In the past, they’ve struggled to find a balance of Karo and kerosene that makes the most of their slippery sound: their debut, If Children, a victim of the truncated gestation period for young bands in the internet age, felt (and often fell) flat due to an excess of twinkle and No Depression trappings, while its much more robust follow-up, The Knot, relied a tad too much on abrupt bluffs of riffage to maintain interest. Relinquishing production duties for the first time on Civilian, Wye Oak put their trust in John Congleton, a polymath who’s worked with everyone from Baroness to R. Kelly, who digs out the bottom end, pulls the percussion forward, and generally smooths over the creases to crystallizing effect.

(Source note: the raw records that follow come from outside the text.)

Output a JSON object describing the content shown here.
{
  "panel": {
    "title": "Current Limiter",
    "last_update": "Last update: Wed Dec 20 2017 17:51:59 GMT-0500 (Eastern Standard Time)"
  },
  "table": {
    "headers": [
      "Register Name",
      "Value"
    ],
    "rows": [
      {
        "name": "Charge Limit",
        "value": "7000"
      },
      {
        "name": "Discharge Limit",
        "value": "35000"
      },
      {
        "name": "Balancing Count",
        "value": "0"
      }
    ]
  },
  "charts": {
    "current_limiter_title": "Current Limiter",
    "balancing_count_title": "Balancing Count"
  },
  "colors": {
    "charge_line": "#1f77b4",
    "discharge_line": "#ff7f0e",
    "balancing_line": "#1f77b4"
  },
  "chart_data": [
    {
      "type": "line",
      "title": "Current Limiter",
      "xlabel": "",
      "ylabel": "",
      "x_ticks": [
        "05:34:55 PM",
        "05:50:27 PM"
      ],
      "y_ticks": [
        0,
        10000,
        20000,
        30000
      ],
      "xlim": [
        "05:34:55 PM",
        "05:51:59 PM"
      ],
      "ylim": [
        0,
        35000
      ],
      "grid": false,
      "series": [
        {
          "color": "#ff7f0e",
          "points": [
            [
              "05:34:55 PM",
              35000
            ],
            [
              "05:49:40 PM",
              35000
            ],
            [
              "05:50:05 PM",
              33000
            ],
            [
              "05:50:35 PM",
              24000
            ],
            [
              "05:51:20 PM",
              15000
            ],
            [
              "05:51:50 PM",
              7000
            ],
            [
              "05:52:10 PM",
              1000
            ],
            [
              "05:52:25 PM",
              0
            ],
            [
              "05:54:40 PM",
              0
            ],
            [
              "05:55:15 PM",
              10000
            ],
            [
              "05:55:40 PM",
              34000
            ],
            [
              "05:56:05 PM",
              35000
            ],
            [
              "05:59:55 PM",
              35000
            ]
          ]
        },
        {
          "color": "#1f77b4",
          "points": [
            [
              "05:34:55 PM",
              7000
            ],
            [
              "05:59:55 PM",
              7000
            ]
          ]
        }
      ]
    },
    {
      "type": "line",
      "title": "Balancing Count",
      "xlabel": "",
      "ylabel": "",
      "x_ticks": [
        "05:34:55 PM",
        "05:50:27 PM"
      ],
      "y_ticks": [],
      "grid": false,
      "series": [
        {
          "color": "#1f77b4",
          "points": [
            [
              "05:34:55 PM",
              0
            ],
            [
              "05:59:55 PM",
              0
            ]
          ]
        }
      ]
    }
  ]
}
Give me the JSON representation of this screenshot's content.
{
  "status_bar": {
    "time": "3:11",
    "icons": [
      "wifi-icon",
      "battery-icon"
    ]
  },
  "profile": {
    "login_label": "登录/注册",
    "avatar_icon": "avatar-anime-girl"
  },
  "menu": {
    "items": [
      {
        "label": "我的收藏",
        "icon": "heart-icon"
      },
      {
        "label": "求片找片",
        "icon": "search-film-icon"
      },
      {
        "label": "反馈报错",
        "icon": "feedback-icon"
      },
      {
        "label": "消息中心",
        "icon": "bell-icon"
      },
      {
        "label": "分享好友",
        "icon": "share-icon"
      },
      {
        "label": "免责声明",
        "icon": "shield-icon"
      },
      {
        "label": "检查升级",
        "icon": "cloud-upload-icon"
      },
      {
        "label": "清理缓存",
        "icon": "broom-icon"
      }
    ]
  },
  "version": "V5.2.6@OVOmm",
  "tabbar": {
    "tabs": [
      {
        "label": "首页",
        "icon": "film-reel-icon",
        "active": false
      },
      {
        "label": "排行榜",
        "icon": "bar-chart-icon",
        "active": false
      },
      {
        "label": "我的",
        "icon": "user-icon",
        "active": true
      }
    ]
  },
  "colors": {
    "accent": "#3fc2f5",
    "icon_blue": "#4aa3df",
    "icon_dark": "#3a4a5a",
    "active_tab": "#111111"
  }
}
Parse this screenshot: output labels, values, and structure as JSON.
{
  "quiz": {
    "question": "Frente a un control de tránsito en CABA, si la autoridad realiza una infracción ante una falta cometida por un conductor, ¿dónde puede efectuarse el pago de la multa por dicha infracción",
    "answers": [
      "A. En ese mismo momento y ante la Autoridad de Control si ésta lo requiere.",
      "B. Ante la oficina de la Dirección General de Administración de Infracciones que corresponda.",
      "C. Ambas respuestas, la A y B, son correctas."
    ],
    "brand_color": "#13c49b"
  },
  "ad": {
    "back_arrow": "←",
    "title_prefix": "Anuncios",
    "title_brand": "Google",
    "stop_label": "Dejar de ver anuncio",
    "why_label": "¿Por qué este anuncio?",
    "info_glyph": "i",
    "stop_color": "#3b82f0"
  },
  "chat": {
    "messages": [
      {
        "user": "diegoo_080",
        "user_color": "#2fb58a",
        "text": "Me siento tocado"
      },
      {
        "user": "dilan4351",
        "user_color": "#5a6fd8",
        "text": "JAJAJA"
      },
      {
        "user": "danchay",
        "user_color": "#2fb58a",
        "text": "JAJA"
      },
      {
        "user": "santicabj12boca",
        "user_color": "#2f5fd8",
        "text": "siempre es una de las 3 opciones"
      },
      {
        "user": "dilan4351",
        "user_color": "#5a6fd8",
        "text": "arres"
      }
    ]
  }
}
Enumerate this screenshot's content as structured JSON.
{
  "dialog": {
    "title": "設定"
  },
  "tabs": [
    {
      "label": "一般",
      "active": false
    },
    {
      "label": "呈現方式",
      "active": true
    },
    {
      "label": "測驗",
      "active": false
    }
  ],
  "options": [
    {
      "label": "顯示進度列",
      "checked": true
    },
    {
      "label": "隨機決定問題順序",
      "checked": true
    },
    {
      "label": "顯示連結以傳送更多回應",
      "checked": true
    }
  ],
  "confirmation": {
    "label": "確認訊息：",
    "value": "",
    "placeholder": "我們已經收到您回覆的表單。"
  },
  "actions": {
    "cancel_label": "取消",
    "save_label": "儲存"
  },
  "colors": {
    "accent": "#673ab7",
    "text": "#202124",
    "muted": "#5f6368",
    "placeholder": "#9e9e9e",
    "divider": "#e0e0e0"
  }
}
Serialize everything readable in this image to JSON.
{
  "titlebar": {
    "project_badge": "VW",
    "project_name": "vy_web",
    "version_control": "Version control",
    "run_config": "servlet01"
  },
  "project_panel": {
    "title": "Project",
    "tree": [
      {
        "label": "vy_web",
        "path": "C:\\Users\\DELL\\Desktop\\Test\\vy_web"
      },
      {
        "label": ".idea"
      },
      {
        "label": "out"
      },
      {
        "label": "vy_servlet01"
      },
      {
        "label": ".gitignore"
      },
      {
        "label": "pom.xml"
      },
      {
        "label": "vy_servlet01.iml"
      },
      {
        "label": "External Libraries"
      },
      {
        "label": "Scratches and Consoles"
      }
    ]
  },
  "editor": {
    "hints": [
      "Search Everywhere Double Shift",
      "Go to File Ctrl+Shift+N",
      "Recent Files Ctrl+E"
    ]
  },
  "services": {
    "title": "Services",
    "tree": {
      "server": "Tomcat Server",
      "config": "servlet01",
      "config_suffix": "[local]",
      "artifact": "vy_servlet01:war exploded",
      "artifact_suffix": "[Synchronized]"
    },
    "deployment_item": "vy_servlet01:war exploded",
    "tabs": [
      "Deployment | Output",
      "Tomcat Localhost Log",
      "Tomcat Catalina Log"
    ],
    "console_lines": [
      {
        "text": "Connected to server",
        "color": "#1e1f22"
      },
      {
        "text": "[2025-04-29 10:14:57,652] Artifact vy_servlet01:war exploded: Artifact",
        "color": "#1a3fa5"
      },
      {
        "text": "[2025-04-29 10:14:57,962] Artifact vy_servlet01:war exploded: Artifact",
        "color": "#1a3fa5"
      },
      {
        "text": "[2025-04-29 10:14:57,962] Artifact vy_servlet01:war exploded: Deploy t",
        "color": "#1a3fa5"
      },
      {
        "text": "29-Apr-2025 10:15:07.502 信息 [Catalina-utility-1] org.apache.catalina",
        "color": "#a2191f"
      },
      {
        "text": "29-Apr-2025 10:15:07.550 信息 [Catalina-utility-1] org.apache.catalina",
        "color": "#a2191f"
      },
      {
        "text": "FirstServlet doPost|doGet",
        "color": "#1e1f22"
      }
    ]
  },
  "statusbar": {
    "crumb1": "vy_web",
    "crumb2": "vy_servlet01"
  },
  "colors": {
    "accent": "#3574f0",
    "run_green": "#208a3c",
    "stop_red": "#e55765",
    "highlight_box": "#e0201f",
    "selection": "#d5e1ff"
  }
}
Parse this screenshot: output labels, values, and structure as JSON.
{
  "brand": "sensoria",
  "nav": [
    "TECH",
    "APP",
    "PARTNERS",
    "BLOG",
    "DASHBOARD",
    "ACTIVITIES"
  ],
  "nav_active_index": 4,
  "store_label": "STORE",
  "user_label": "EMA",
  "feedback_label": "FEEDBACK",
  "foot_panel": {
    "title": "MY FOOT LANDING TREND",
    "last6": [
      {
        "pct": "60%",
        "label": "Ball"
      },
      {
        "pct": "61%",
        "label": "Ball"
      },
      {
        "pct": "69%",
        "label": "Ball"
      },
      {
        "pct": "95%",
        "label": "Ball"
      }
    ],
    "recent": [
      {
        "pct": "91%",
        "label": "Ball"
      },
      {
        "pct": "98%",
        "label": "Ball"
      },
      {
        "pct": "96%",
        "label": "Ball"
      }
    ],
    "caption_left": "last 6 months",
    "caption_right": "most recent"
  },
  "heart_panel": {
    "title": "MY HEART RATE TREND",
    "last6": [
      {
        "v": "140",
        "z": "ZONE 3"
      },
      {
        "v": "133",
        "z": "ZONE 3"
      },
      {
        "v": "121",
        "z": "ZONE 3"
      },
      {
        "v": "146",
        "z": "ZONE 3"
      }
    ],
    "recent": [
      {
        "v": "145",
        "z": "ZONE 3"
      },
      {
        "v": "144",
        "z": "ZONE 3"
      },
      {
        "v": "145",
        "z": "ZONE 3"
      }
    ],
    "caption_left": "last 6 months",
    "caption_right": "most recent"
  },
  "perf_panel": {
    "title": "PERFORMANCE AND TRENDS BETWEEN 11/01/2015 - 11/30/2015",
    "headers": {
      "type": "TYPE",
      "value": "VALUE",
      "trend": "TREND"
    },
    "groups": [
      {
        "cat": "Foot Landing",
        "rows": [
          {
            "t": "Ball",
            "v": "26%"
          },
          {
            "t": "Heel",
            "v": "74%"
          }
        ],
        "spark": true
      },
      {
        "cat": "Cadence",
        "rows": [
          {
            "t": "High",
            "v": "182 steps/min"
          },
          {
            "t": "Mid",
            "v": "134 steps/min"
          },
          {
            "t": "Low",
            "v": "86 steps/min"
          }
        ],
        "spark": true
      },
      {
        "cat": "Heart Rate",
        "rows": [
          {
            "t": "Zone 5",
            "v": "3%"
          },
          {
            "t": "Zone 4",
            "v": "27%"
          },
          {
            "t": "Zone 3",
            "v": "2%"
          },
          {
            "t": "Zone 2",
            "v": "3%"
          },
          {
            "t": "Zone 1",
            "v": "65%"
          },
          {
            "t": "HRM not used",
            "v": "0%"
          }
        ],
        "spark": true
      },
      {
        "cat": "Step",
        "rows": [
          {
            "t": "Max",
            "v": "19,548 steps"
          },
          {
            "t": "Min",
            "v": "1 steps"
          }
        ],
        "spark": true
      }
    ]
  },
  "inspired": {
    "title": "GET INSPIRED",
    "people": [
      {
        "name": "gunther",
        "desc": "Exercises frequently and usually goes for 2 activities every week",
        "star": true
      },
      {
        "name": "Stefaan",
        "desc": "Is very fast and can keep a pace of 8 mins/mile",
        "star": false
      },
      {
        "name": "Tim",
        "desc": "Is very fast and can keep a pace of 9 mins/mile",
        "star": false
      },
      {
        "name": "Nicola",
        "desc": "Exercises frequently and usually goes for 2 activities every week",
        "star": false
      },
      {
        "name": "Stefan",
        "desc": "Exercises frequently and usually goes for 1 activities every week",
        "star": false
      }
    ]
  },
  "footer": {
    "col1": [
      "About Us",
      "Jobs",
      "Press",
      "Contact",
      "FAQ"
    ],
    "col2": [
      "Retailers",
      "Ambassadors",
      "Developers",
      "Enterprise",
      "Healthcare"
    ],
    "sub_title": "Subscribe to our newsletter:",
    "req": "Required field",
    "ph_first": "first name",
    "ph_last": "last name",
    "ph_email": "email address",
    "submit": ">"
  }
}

This time around, even the grittiest jabs of guitar feel totally integrated into the songs that contain them, as on “Holy Holy,” which switches from pulsating verse etched with Shadow of a Doubt harmonics to piercing Branca’d caterwaul with consummate agility. There’s no denying Wye Oak’s grasp of sonic texture and dynamics — “Hot as Day” builds into a euphoric, static-crested rush, and the title track falls into distorted entropy with organic grace — but spare songwriting and unmemorable lyrics make Civilian a wearying listen if played too often or too long. It’s no great help that Wasner’s voice, lovely as it is, seems only capable of conveying emotions within the range of ‘wistful’ to ‘plaintive.’
The band may be named after a tree, but they bring us to a desert place, a place of extremes, of lonesomeness, of sameness. Not the desert of Bedouin charges, or imposing dunes, or cactus blossoms, or deep-cut canyons, but the Bonneville Salt Flats or the land of Gus Van Sant’s Gerry, equally conducive to moments of transcendent peace and stony desolation. Even as it limits the album’s appeal as much as it does the band’s chances of broader success, Wye Oak’s stylistic purity is a virtue in itself.